Der Postler hat ihn gefunden. Denn der musste täglich irgendetwas, das der Tote immer
bestellt hatte, in den 4. Stock rauftragen. Außerdem wusste er, dass Herr
Gribus, so der Name unsres Klienten, im ganzen Haus verhasst war.“
„Sicher ein Messi, so wie es hier
aussieht.“ mutmaßte Jumbi, der sich einige zerknüllte Briefe aus dem Papierkorb
krallte und sie überflog.
„Negativ!“ klärte ihn Matz auf. „Herr
Gribus war Erfinder und hat sich mit seinen Geniestreichen bei seinen Nachbarn
äußerst unbeliebt gemacht, wie der Postler wusste.“
„Nicht nur bei den Nachbarn.
Dieser Brief ist vom E-Werk. Da steht: Werter Herr Gribus! Bei der 10stelligen
Nummer, von der Sie annahmen, dass sie ein Hinweis darauf ist, dass wir Ihre Erfindung - wie immer die
auch geartet sein soll - gestohlen haben, handelt es sich nur um die
Ordnungszahl Ihrer Nachtstrom-Anlage. Wir ersuchen Sie daher, uns nicht mehr in
dieser Angelegenheit falsch zu verdächtigen. Mit freundlichen Grüßen….Das muss ja ein
Wirrkopf gewesen sein.“
„Schlimm! Trotzdem glaube ich,
dass der Mörder in seiner Nähe zu suchen ist. Viel Glück dabei! Das Haus hat
noch 14 Parteien.“ verabschiedete sich Matz.

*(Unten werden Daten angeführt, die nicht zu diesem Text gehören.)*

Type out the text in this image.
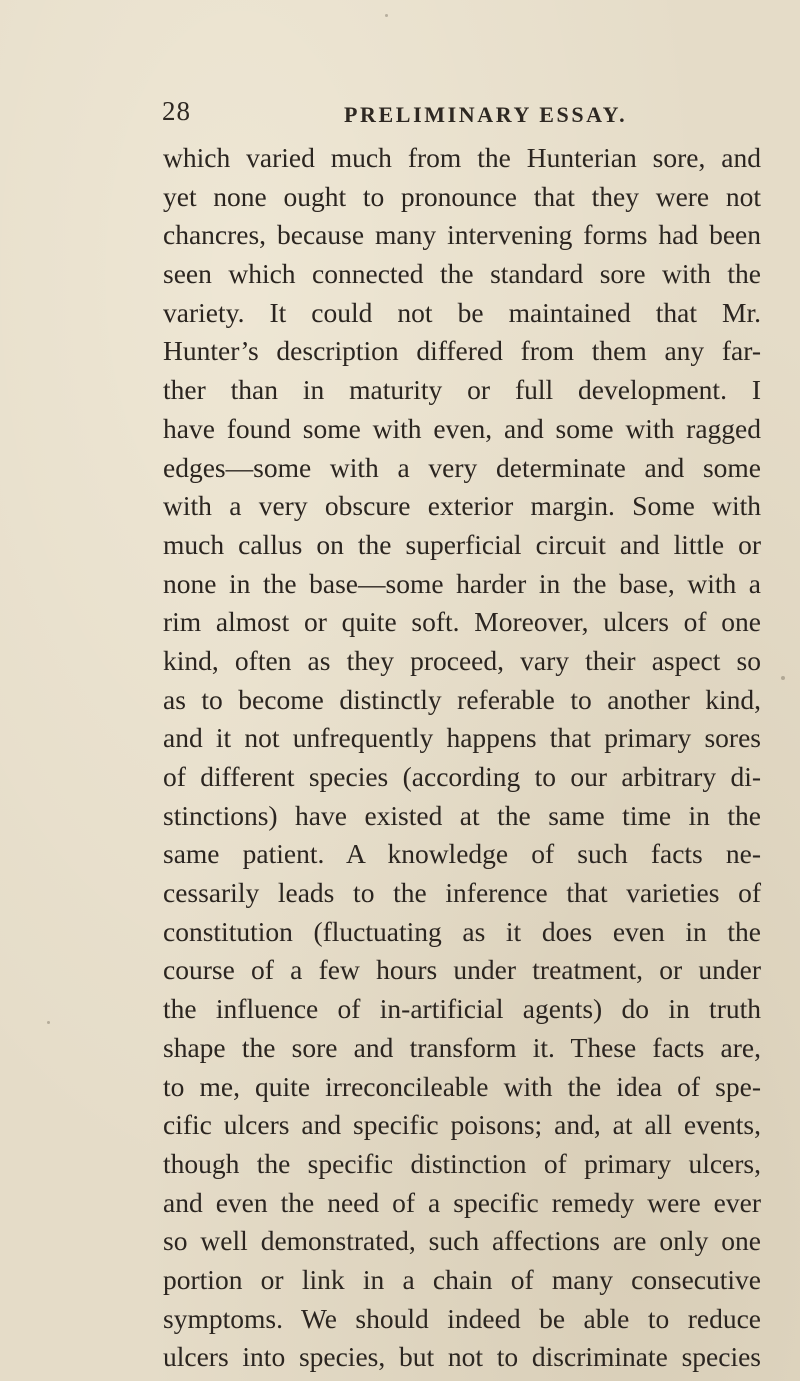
28	PRELIMINARY ESSAY.
which varied much from the Hunterian sore, and
yet none ought to pronounce that they were not
chancres, because many intervening forms had been
seen which connected the standard sore with the
variety. It could not be maintained that Mr.
Hunter’s description differed from them any far-
ther than in maturity or full development. I
have found some with even, and some with ragged
edges—some with a very determinate and some
with a very obscure exterior margin. Some with
much callus on the superficial circuit and little or
none in the base—some harder in the base, with a
rim almost or quite soft. Moreover, ulcers of one
kind, often as they proceed, vary their aspect so
as to become distinctly referable to another kind,
and it not unfrequently happens that primary sores
of different species (according to our arbitrary di-
stinctions) have existed at the same time in the
same patient. A knowledge of such facts ne-
cessarily leads to the inference that varieties of
constitution (fluctuating as it does even in the
course of a few hours under treatment, or under
the influence of in-artificial agents) do in truth
shape the sore and transform it. These facts are,
to me, quite irreconcileable with the idea of spe-
cific ulcers and specific poisons; and, at all events,
though the specific distinction of primary ulcers,
and even the need of a specific remedy were ever
so well demonstrated, such affections are only one
portion or link in a chain of many consecutive
symptoms. We should indeed be able to reduce
ulcers into species, but not to discriminate species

„Auch das noch!“ schnaufte Rau. „Am
besten, wir teilen uns die Verdächtigen. Du nimmst die oberen beiden
Stockwerke, ich die unteren.“
So klingelte Jumbi also gleich
bei dem direkten Nachbarn, Herrn Flögl, und fiel faktisch mit der Tür ins Haus:
„Tag, Ihr Nachbar ist vergiftet worden und-“
„Na endlich eine gute Nachricht!
Endlich ist Ruhe mit diesen blödsinnigen Erfindungen.“
„Ich finde diesen Jubel
unangebracht, denn der bringt Sie doch sofort in Verdacht!“ warnte Jumbi. „Was
hat er Ihnen denn getan?“
„Kommen Sie mit!“ forderte ihn
Flögl auf und zeigte ihm einige dunkle Schimmelflecken auf seinem Plafond. „Bitte
sehr! Würden Sie sich freuen, wenn in ihre Wohnung Regenwasser läuft, nur weil
Ihr Nachbar, das verkannte Genie, ein Flak-Geschütz auf den Kamin am Dach
gepfropft hat?“
„Ach… und zu welchem Zweck?“
fragte Jumbi und begutachtete den schon entstandenen Schaden. „Doch nicht aus Angst
vorm nächsten Weltkrieg?“
„Aber nein, als
Anti-Tauben-Kot-Schutz!“ zischte Flögl. „Das Ding schießt immer, wenn sich eine
Taube nähert, einige Kugeln gepressten Korks auf die fliegenden Ratten. Leider
ist es so von dem alten Daniel Düsentrieb installiert, dass rundherum das
Wasser bei Regenfall eindringen kann. Wer immer den abgeschafft hat, verdient
einen Orden!“
Kommissar Rau sprach zur gleichen
Zeit im zweiten Stock mit einer Frau Wigl, die ihn aber kaum zu Wort kommen
ließ. Und wenn sie einmal eine Atempause machte, zwitscherte ihr Kanarienvogel.
„Na Gott-sei-Dank ist der Spuk jetzt vorbei! Dieser Mensch war so eine Plage.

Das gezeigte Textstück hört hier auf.